Not only did I miss those two specific allegations, but also apparently Republican Party of Wisconsin chairman Richard Graber missed them too. He stated in a 2001 press release:
Last year, Milstein was caught on video handing out packages of cigarettes to homeless men in Milwaukee in exchange for casting absentee ballots in the presidential election.

"The Republican Party of Wisconsin is pleased that the Milwaukee County District Attorney moved forward on this case. However, Connie Milstein committed 10 acts of felony election fraud according to Wisconsin law, but was let off with a slap on the wrist.

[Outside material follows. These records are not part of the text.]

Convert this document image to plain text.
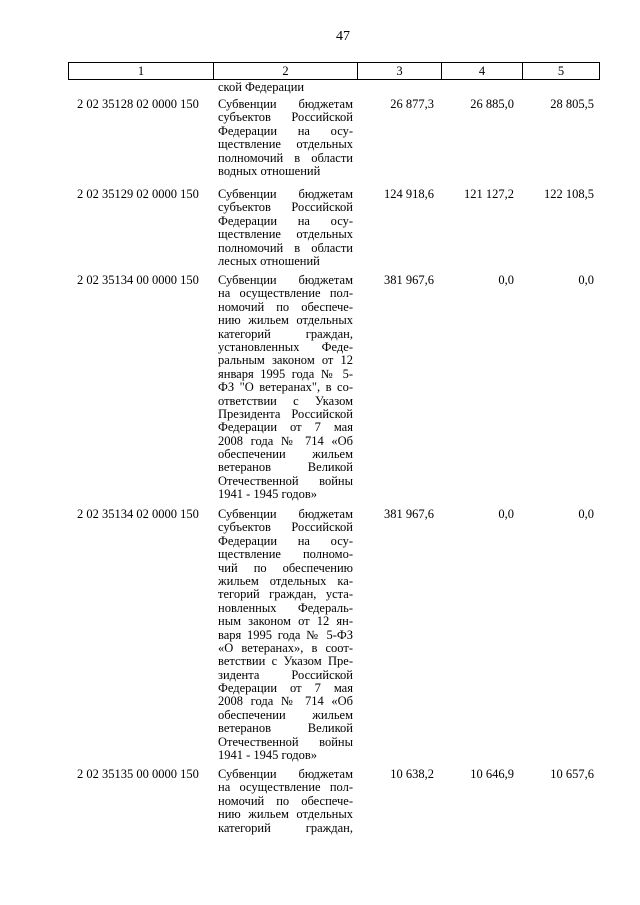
47
1	2	3	4	5
ской Федерации
2 02 35128 02 0000 150 Субвенции бюджетам
субъектов Российской
Федерации на осу-
ществление отдельных
полномочий в области
водных отношений
26 877,3	26 885,0	28 805,5
2 02 35129 02 0000 150 Субвенции бюджетам
субъектов Российской
Федерации на осу-
ществление отдельных
полномочий в области
лесных отношений
124 918,6	121 127,2	122 108,5
2 02 35134 00 0000 150 Субвенции бюджетам
на осуществление пол-
номочий по обеспече-
нию жильем отдельных
категорий граждан,
установленных Феде-
ральным законом от 12
января 1995 года № 5-
ФЗ "О ветеранах", в со-
ответствии с Указом
Президента Российской
Федерации от 7 мая
2008 года № 714 «Об
обеспечении жильем
ветеранов Великой
Отечественной войны
1941 - 1945 годов»
381 967,6	0,0	0,0
2 02 35134 02 0000 150 Субвенции бюджетам
субъектов Российской
Федерации на осу-
ществление полномо-
чий по обеспечению
жильем отдельных ка-
тегорий граждан, уста-
новленных Федераль-
ным законом от 12 ян-
варя 1995 года № 5-ФЗ
«О ветеранах», в соот-
ветствии с Указом Пре-
зидента Российской
Федерации от 7 мая
2008 года № 714 «Об
обеспечении жильем
ветеранов Великой
Отечественной войны
1941 - 1945 годов»
381 967,6	0,0	0,0
2 02 35135 00 0000 150 Субвенции бюджетам
на осуществление пол-
номочий по обеспече-
нию жильем отдельных
категорий граждан,
10 638,2	10 646,9	10 657,6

The Journal-Sentinel reported only:
Milstein was captured on a video report aired on WISN-TV (Channel 12) over the weekend saying she was busy going to Milwaukee shelters rounding up voters. Men from the Rescue Mission told Channel 12 they were offered single packs of cigarettes after they voted and weren't told whom to vote for.

(Emphasis added.)

Anyhow, never mind the non sequitor about stopping these 10 serious violations of election law with a photo id requirement. Assume —for the sake of argument— that a photo ID requirement would stop someone from handing out cigarettes and rides to the polls.

UWM-ETI's widely-cited study found:
The Employment and Training Institute study, which examined individual driver's license records and state ID files from the State of Wisconsin, found 558,000 residents (in the age groups 18-24 years, and 35 and older) likely to face problems voting under Voter ID laws. This includes:

* 177,399 elderly persons aged 65 and older with neither a driver's license nor a state ID,
* 98,247 residents ages 35-64 with neither a driver's license nor a state ID,
* 198,537 young adults (ages 18-24) without a valid driver's license, and
* 83,981 students (living in 10 Wisconsin communities with large college populations) who do not have a driver's license with their current address on it.
(The population ages 25 through 34 was not studied.)


So, in order to stop 10 people from getting cigarettes and a ride to the polls, you want to make life tough for almost 180,000 elderly people.

In addition, as an EAC-commissioned study found, there's a correlation between increasingly severe ID requirements and lower voter turnout.
10.19.2008 10:04pm
news reader:
...What is your solution to the problem?...


Nathan Hall,

Serious election reform efforts are counter-cyclical. Other than emergency fixes for the most severe problems, you just don't change the system this close to an election. And it's worth taking a good look at exactly what happens this November.

That said, I personally favor returning Milwaukee to a clean, hard-working Socialist administration.
10.19.2008 10:20pm
Greg Q (mail) (www):
"news reader"

If people don't have state issued photo ID help them get those id. Don't use that as an excuse for allowing vote fraud.

Oh, I forgot. That's what you would do if you gave a damn about those people. You don't. You just want an excuse to allow continued vote fraud.

If you really believe the problem is only 10 illegal votes, then you are as dumb as you are dishonest.
10.19.2008 11:50pm
Colin (mail):
Greg Q,

Angus babbles

Jerk.

you are as dumb as you are dishonest


Please do us all a favor and page down to see the VC's comment policy. While there are certainly ruder and cruder comments being made today, maybe we can keep this particular thread from degenerating.